Synchronous impact phenomenon of a high-dimension complex nonlinear dual-rotor system subjected to multi-frequency excitations

The "synchronous impact" is a phenomenon that increases the dynamic load of the inter-shaft bearing, when the frequency of the aerodynamic excitation is close to the contact frequency of the inter-shaft bearing. This work addresses the "synchronous impact" phenomenon of an aero-engine. The 104 degree-of-freedom dynamical model of an aero-engine is established by the finite element method, in which the complex nonlinearity of the Hertzian contact force of the inter-shaft bearing with clearance is included, and the multi-frequency excitations such as the unbalanced excitations of the high- and low-pressure rotors and the aerodynamic excitation are considered. A harmonic balance method combined with the alternating frequency time-domain method (HB-AFT) is introduced to obtain periodic responses of the high-dimension complex nonlinear dual-rotor system. The results show that there emerges a peak value of the amplitude-frequency response for the contact frequency harmonic component of the outer ring of the inter-shaft bearing, when the aerodynamic excitation frequency is close to the contact frequency.
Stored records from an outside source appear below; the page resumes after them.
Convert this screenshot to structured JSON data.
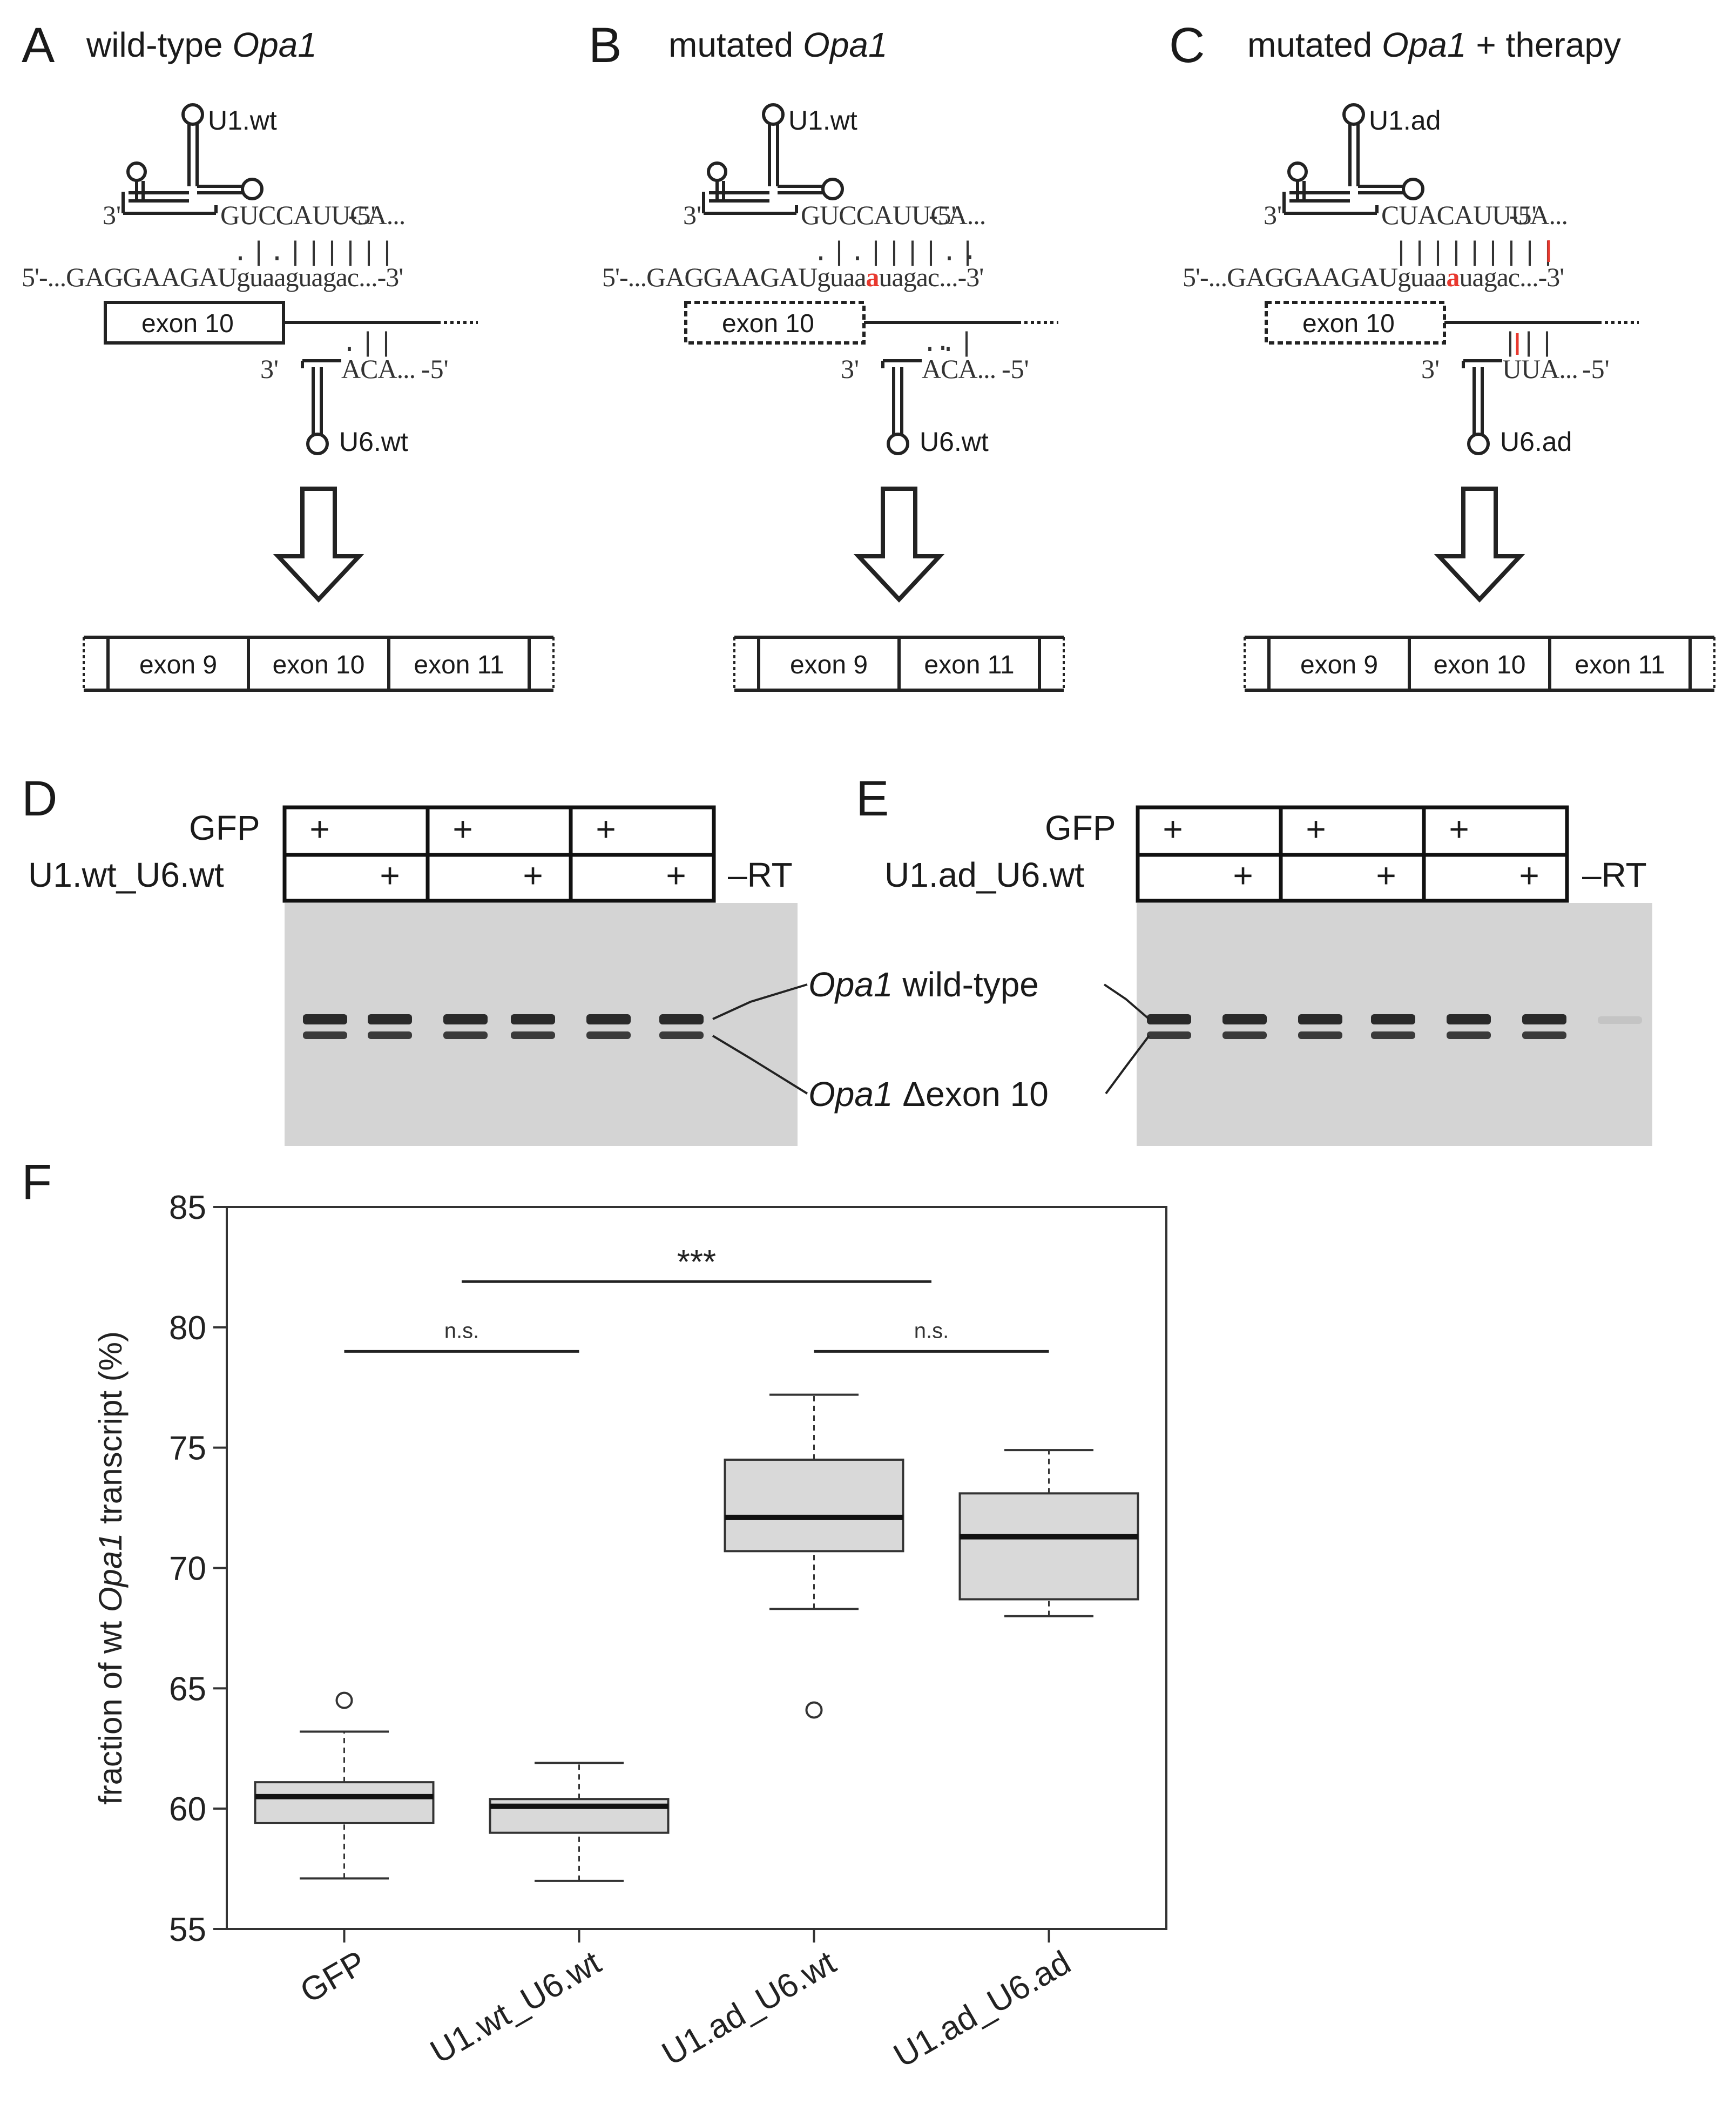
{
  "panels": {
    "A": {
      "letter": "A",
      "title_prefix": "wild-type ",
      "title_italic": "Opa1",
      "title_suffix": "",
      "u1_name": "U1.wt",
      "u1_seq_3": "3'",
      "u1_seq": "GUCCAUUCA...",
      "u1_seq_5": "-5'",
      "pairing_top": ".|.||||||",
      "pre_mrna_5": "5'-...",
      "pre_mrna_exon": "GAGGAAGAU",
      "pre_mrna_intron_a": "guaa",
      "pre_mrna_mut": "g",
      "pre_mrna_intron_b": "uagac...",
      "pre_mrna_3": "-3'",
      "exon_box": "exon 10",
      "pairing_bottom": ".||",
      "u6_seq_3": "3'",
      "u6_seq": "ACA...",
      "u6_seq_5": "-5'",
      "u6_name": "U6.wt",
      "product_exons": [
        "exon 9",
        "exon 10",
        "exon 11"
      ]
    },
    "B": {
      "letter": "B",
      "title_prefix": "mutated ",
      "title_italic": "Opa1",
      "title_suffix": "",
      "u1_name": "U1.wt",
      "u1_seq_3": "3'",
      "u1_seq": "GUCCAUUCA...",
      "u1_seq_5": "-5'",
      "pairing_top": ".|.||||.|",
      "pre_mrna_5": "5'-...",
      "pre_mrna_exon": "GAGGAAGAU",
      "pre_mrna_intron_a": "guaa",
      "pre_mrna_mut": "a",
      "pre_mrna_intron_b": "uagac...",
      "pre_mrna_3": "-3'",
      "exon_box": "exon 10",
      "pairing_bottom": "..|",
      "u6_seq_3": "3'",
      "u6_seq": "ACA...",
      "u6_seq_5": "-5'",
      "u6_name": "U6.wt",
      "product_exons": [
        "exon 9",
        "exon 11"
      ]
    },
    "C": {
      "letter": "C",
      "title_prefix": "mutated ",
      "title_italic": "Opa1",
      "title_suffix": " + therapy",
      "u1_name": "U1.ad",
      "u1_seq_3": "3'",
      "u1_seq": "CUACAUUUA...",
      "u1_seq_5": "-5'",
      "pairing_top": "|||||||||",
      "pre_mrna_5": "5'-...",
      "pre_mrna_exon": "GAGGAAGAU",
      "pre_mrna_intron_a": "guaa",
      "pre_mrna_mut": "a",
      "pre_mrna_intron_b": "uagac...",
      "pre_mrna_3": "-3'",
      "exon_box": "exon 10",
      "pairing_bottom": "|||",
      "u6_seq_3": "3'",
      "u6_seq": "UUA...",
      "u6_seq_5": "-5'",
      "u6_name": "U6.ad",
      "product_exons": [
        "exon 9",
        "exon 10",
        "exon 11"
      ]
    },
    "D": {
      "letter": "D",
      "row1_label": "GFP",
      "row2_label": "U1.wt_U6.wt",
      "plus": "+",
      "minus_rt": "–RT"
    },
    "E": {
      "letter": "E",
      "row1_label": "GFP",
      "row2_label": "U1.ad_U6.wt",
      "plus": "+",
      "minus_rt": "–RT"
    },
    "gel_labels": {
      "wt_italic": "Opa1",
      "wt_text": " wild-type",
      "delta_italic": "Opa1",
      "delta_text": " Δexon 10"
    },
    "F": {
      "letter": "F"
    }
  },
  "chart_data": {
    "type": "box",
    "categories": [
      "GFP",
      "U1.wt_U6.wt",
      "U1.ad_U6.wt",
      "U1.ad_U6.ad"
    ],
    "ylabel_prefix": "fraction of wt ",
    "ylabel_italic": "Opa1",
    "ylabel_suffix": " transcript (%)",
    "ylim": [
      55,
      85
    ],
    "yticks": [
      55,
      60,
      65,
      70,
      75,
      80,
      85
    ],
    "boxes": [
      {
        "whisker_low": 57.1,
        "q1": 59.4,
        "median": 60.5,
        "q3": 61.1,
        "whisker_high": 63.2,
        "outliers": [
          64.5
        ]
      },
      {
        "whisker_low": 57.0,
        "q1": 59.0,
        "median": 60.1,
        "q3": 60.4,
        "whisker_high": 61.9,
        "outliers": []
      },
      {
        "whisker_low": 68.3,
        "q1": 70.7,
        "median": 72.1,
        "q3": 74.5,
        "whisker_high": 77.2,
        "outliers": [
          64.1
        ]
      },
      {
        "whisker_low": 68.0,
        "q1": 68.7,
        "median": 71.3,
        "q3": 73.1,
        "whisker_high": 74.9,
        "outliers": []
      }
    ],
    "significance": [
      {
        "from": 0,
        "to": 1,
        "y": 79.0,
        "label": "n.s."
      },
      {
        "from": 2,
        "to": 3,
        "y": 79.0,
        "label": "n.s."
      },
      {
        "from": 0.5,
        "to": 2.5,
        "y": 81.9,
        "label": "***"
      }
    ],
    "box_fill": "#d9d9d9"
  },
  "colors": {
    "mutation": "#e8382e",
    "gel_bg": "#d4d4d4",
    "band": "#2a2a2a"
  }
}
In addition, the dynamic load of the inter-shaft bearing increases significantly. Moreover, the parametric analysis shows that the "synchronous impact" phenomenon is sensitive to the change of the speed ratio of the high- and low-pressure rotors. The dynamic load of inter-shaft bearing can be significantly reduced by changing the speed ratio by 1%. The results obtained in this paper not only provide more insight into the mechanism of the "synchronous impact" phenomenon but also demonstrate the HB-AFT method as a potential semi-analytical tool to explore the high-dimension complex nonlinear system.